Hacker News new | ask | show | jobs
by mtone 2980 days ago
I'd bring it a little further and would write:

SELECT * FROM Person as P INNER JOIN TeamMember as TM on TM.PersonId = P.Id

I have:

- Aliased each table and prefixed every field names with their table alias in my join conditions.

- Explicited the JOIN type.

The above:

- Reduces mistakes due to ambiguities that tend to generate unwanted duplicates rows in SQL.

- Increases the likelihood of getting an error at parse time, instead of run-time or analysis-time, thanks to added scoping.

- Works in any schema, no matter what naming conventions are followed.

- Keeps working as the query becomes more complex with multiples table aliases or self-joins, and similar field names appearing in the set.

- Better expresses intent. Sure JOIN defaults to INNER JOIN, but writing "INNER JOIN" shows that you genuinely expect any row not matching your condition to be removed from the result set.

3 comments

I'm not a fan of short aliases. They obscure what you are attempting to do.

Personally I write very little SQL anymore (the ORM does that for me unless I need performance), but the only time I use aliasing is when the same table is joined multiple times.

Like:

SELECT Mother.Name, Father.Name, Child.* FROM Person Child JOIN Person Mother ON Mother.Id = Child.MotherId JOIN Person Father ON Father.Id = Child.FatherId

That said, this naming convention also obscures what Person.FatherId points to without looking at the FKeys. So Take that with a grain of salt.

As a newbie, this makes more sense to me:

  SELECT * FROM person, team WHERE person.team_id=team.id
(no unnecessary aliasing, no weird JOIN phrasing)
I can understand not using aliasing in a simple query, but I'd recommend against using these non-ANSI joins (deprecated syntax). What you're writing can be interpreted as either:

SELECT * from person CROSS JOIN Team WHERE person.team_id=team.id

SELECT * from person INNER JOIN Team ON person.team_id=team.id

That they happen produce the same result in a query is practically just luck. Changing the join from INNER to LEFT OUTER is also much easier than managing (+)'s in the WHERE clause, once you're used to it.

This is good advice, IMO. You will have to use left/right joins at some point, and having the join type at the join location is useful, but having the join conditions at the join location is immensely useful.

It's harder to see in your example, likely because you tried to keep it similar to the example presented, but once there's more than a couple joins, having the join conditions close to the join is essential for keeping track of what's going on. e.g.

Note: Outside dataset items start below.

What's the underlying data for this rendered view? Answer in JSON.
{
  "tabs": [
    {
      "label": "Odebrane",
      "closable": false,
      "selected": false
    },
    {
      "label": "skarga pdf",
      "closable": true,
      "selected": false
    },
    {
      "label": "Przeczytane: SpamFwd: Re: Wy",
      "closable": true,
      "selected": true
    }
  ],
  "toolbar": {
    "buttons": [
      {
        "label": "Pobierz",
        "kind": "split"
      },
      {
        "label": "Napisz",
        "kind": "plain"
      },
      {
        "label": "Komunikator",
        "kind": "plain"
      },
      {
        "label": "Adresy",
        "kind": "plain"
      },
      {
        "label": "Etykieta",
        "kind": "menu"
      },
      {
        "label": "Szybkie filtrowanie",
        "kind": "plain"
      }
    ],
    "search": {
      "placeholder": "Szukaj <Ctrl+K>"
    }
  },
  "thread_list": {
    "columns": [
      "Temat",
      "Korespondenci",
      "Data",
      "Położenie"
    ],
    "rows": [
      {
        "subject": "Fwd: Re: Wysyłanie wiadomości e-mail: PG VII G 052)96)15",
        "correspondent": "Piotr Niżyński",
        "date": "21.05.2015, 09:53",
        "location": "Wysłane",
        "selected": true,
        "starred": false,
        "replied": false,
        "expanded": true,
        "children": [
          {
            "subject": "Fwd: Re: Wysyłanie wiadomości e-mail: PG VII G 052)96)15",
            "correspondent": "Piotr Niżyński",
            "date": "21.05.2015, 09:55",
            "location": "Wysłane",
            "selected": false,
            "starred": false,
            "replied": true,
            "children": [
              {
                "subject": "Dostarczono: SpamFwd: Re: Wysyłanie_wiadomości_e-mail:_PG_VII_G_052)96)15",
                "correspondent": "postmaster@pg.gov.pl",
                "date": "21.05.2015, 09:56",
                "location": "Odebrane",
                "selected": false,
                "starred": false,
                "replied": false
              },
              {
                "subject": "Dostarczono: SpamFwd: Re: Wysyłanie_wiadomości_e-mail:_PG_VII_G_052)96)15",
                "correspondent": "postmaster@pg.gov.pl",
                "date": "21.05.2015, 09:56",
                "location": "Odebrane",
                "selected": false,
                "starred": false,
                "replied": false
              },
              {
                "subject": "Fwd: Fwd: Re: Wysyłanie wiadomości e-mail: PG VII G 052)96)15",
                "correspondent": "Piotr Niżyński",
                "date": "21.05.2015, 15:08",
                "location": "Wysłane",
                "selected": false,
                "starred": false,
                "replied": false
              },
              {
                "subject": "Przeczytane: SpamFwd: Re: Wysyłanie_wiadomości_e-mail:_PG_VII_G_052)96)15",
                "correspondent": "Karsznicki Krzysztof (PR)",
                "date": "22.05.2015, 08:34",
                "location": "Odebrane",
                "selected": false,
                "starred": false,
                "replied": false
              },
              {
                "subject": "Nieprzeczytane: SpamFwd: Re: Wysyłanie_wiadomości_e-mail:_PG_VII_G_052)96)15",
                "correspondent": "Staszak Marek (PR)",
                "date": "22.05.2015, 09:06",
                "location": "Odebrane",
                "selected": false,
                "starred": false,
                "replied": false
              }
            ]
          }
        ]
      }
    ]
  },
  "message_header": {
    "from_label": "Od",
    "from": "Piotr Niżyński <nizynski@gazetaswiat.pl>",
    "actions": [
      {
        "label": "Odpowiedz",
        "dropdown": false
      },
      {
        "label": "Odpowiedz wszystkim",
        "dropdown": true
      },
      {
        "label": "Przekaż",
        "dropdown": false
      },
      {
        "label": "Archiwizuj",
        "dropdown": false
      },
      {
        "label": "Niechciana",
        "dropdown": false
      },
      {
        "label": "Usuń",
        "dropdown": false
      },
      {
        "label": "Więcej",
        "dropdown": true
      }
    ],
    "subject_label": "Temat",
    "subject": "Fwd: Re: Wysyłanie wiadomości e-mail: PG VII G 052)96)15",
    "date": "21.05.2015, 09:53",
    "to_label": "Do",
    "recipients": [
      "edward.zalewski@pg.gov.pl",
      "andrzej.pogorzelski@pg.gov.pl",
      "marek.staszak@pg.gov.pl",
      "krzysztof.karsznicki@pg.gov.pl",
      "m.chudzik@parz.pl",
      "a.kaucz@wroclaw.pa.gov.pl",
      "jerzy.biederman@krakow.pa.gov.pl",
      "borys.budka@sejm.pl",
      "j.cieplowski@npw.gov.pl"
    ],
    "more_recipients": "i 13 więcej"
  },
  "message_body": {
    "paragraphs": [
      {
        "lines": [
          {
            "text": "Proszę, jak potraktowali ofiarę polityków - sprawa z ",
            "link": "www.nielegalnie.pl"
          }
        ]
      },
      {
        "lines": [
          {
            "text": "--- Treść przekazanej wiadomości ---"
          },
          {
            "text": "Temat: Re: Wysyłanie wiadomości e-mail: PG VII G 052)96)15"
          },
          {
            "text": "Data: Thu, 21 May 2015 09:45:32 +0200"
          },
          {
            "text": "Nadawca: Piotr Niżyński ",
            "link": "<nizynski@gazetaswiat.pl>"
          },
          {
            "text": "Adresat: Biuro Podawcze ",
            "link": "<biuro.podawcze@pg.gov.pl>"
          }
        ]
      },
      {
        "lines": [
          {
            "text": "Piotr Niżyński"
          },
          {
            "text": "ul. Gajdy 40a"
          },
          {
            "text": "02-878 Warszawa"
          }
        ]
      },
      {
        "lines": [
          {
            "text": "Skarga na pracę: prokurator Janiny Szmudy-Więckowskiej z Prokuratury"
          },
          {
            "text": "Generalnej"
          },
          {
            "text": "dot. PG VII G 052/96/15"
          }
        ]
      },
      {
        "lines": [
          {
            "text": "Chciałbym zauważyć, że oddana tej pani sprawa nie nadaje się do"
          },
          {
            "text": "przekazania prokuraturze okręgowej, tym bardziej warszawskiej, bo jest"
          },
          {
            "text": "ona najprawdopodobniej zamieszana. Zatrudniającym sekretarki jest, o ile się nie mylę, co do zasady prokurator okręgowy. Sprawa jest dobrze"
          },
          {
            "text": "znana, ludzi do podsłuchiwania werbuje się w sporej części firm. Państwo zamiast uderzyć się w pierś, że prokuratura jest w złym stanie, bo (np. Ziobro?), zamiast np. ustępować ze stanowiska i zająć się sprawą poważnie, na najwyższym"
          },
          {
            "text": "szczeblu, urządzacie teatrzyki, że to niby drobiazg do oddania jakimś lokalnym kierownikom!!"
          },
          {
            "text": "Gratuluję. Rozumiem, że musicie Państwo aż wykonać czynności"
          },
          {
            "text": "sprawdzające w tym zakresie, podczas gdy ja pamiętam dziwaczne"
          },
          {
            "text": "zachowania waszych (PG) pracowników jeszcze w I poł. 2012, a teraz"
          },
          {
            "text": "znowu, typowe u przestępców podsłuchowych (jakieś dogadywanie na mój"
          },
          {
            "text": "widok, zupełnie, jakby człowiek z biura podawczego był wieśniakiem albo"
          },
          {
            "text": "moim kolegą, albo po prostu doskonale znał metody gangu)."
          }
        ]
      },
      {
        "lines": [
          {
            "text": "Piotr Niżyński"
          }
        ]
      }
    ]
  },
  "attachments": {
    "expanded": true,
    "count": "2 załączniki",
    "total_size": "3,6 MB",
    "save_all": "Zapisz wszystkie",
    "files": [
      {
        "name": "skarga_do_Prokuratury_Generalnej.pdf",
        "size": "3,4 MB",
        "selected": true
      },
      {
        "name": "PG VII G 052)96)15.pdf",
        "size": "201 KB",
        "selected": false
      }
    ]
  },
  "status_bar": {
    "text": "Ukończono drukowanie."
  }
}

  SELECT * FROM person, team, role, group, person AS lead
  WHERE person.team_id=team.id
    AND person.role_id=role.id
    AND person.group_id=group.id
    AND group.lead_id=lead.id
Compared to:

  SELECT * from person
    INNER JOIN team ON person.team.id=team.id
    INNER JOIN role ON person.role_id=role.id
    INNER JOIN group ON person.group_id=group.id
    INNER JOIN person AS lead ON group.lead_id=lead.id
And let's be clear, we know these should be left joins, because the chance some person doesn't have a team, role, group, or a group ends up without a lead is high when sampled over time. And simulating left joins with the non-ANSI joins quickly gets unwieldy.
Aliasing a query that short just obfuscates intention. It might be necessary for some larger queries, or joining the same table multiple times, but there is a readability cost you are paying for it.

For example:

JOIN team_member ON team_member.person_id = person.id

It's completely self evident what is being joined without the need to trace back to the table aliases.

Pretty much all of your advice is premature optimization in my eyes. You can/should do those things when they are needed, but there is no reason to automatically write every single SQL query that explicitly.